Um dos pontos centrais abordados pela médica nascida em Montes Claros (MG) e que vive em Brasília desde 2015, foi a integração da inteligência artificial (IA) no diagnóstico e tratamento de transtornos psiquiátricos. A plataforma XPDoctor, que utiliza IA para otimizar os procedimentos, foi destacada no congresso, e pela especialista, como uma grande inovação nacional.

Além das novidades tecnológicas, a presidente da APBr também discutiu temas emergentes, como os avanços no enfrentamento a problemas como o TDAH, o transtorno bipolar e o TOC. O uso de assistentes virtuais e técnicas de neuromodulação, por exemplo, têm mostrado resultados promissores, especialmente em casos em que há resistência ao tratamento convencional, de acordo com a especialista. Renata destacou ainda a importância de políticas públicas que garantam o acesso universal aos cuidados de saúde mental, apontando que a superação do estigma em torno das questões psiquiátricas é fundamental para um atendimento mais inclusivo e humanizado.

ENCONTRO – Quais as principais abordagens que o 41º Congresso Brasileiro de Psiquiatria trouxe na área da inteligência artificial (IA)?

RENATA FIGUEIREDO – Durante o evento, realizado pela nossa associação, abordamos como a IA pode ser uma ferramenta poderosa na assistência psiquiátrica. Também destacamos o papel dos algoritmos para melhorar a triagem e monitorar pacientes. Muito importante também é que foi enfatizado o aspecto ético da adoção dessas tecnologias, garantindo a segurança e privacidade. Foi lançada no congresso também a plataforma de atendimento XPDoctor, destacada como uma inovação nacional que promete transformar o relacionamento entre médicos e pacientes. O objetivo é proporcionar diagnósticos mais precisos e um acompanhamento contínuo e individualizado.
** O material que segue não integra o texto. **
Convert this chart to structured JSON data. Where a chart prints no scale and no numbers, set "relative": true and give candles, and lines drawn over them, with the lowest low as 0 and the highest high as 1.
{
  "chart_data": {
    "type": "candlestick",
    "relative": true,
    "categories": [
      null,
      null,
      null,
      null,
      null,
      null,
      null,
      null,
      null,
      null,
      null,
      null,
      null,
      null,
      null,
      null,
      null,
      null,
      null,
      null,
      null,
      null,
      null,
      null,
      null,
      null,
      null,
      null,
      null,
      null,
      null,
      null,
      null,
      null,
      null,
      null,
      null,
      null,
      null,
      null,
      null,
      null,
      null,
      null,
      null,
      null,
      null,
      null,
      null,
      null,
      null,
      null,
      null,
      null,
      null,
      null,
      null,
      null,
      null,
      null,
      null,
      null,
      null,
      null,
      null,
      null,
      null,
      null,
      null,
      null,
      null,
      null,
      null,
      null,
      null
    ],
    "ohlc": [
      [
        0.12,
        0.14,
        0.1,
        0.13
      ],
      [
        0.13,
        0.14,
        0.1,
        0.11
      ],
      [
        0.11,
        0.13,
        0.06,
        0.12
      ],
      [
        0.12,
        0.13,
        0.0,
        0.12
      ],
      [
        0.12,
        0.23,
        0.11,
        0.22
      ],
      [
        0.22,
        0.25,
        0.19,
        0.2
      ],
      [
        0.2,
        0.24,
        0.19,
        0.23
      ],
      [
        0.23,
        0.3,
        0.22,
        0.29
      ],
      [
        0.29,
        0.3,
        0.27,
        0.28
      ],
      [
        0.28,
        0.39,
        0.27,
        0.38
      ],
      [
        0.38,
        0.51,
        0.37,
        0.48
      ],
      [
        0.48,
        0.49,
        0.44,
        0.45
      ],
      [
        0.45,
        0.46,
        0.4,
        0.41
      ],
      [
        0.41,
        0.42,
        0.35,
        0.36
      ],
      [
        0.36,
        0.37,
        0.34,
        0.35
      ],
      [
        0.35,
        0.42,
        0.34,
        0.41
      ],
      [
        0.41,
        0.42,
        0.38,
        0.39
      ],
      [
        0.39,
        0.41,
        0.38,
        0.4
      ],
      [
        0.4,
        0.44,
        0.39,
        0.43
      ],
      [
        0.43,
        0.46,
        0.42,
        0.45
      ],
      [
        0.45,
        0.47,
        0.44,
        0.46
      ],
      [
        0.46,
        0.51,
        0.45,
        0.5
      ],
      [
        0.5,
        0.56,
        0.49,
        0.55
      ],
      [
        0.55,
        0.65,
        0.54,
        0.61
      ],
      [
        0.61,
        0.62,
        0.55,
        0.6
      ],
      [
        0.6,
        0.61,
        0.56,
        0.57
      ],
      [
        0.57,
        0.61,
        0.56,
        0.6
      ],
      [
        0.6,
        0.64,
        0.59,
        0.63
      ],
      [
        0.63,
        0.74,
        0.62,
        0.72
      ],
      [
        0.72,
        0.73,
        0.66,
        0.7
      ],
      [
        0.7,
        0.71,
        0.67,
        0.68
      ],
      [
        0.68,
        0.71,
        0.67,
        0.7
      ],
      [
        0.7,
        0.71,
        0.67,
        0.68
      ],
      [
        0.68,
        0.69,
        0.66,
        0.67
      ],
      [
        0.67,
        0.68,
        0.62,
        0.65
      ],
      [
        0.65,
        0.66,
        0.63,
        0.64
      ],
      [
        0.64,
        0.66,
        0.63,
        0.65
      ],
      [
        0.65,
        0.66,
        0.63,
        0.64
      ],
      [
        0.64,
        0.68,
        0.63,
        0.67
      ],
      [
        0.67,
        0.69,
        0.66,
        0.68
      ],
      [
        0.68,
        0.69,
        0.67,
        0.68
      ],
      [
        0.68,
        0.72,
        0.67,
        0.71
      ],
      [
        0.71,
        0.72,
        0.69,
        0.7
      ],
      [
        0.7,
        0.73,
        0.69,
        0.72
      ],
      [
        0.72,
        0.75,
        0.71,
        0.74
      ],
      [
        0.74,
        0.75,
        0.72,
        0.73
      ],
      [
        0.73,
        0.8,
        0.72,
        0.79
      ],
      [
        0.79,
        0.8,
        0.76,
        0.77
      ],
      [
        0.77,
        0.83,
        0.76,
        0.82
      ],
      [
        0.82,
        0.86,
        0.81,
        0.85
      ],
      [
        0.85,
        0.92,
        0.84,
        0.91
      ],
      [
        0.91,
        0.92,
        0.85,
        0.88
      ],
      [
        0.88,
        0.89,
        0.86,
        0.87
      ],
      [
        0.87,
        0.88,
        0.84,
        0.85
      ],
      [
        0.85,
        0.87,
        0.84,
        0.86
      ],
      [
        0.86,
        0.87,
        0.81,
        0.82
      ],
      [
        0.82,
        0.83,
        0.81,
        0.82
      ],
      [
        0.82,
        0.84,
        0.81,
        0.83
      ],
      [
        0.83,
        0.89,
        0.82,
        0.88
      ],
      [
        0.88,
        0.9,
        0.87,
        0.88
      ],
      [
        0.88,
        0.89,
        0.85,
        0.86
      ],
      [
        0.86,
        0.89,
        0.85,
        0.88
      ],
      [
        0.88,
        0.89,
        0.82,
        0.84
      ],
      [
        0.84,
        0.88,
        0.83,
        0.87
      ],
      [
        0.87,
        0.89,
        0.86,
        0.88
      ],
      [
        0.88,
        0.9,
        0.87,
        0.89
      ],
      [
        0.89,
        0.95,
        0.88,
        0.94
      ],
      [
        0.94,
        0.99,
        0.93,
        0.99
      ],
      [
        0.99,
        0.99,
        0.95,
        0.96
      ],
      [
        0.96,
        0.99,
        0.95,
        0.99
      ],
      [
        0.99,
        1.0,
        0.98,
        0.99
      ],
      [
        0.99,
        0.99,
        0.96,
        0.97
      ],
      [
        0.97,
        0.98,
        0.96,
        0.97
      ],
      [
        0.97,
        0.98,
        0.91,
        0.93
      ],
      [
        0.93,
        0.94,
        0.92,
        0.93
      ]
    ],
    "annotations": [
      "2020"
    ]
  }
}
O XPDoctor IA é uma versão da plataforma que empregará inteligência artificial e foi mencionada como uma tecnologia em desenvolvimento que futuramente trará ainda mais recursos para o atendimento psiquiátrico.

Com o crescente uso da IA na saúde, como vê o impacto na avaliação e no diagnóstico em psiquiatria, especialmente na personalização dos tratamentos?

A IA tem um grande potencial para transformar a avaliação e o diagnóstico em psiquiatria. Ela permite uma análise mais detalhada de grandes volumes de dados e a identificação de padrões que podem não ser evidentes para os profissionais. Com isso, é possível uma personalização mais precisa dos tratamentos, levando em conta características únicas de cada paciente, como respostas individuais a medicamentos e a possibilidade de intervenções mais cedo, melhorando a eficácia terapêutica e os resultados. Além disso, pode melhorar o diagnóstico em áreas mais isoladas, onde o acesso aos profissionais de saúde mental é limitado. A participação especial da Microsoft também foi um ponto alto do congresso, onde seus representantes discutiram o impacto da inteligência artificial e de outras tecnologias no cotidiano da medicina, incluindo ferramentas como o Microsoft Azure, que podem oferecer suporte seguro para telemedicina e gestão de dados clínicos.

Quais questões a senhora acredita que possam gerar maior interesse entre os psiquiatras e outros profissionais que cuidam da saúde mental?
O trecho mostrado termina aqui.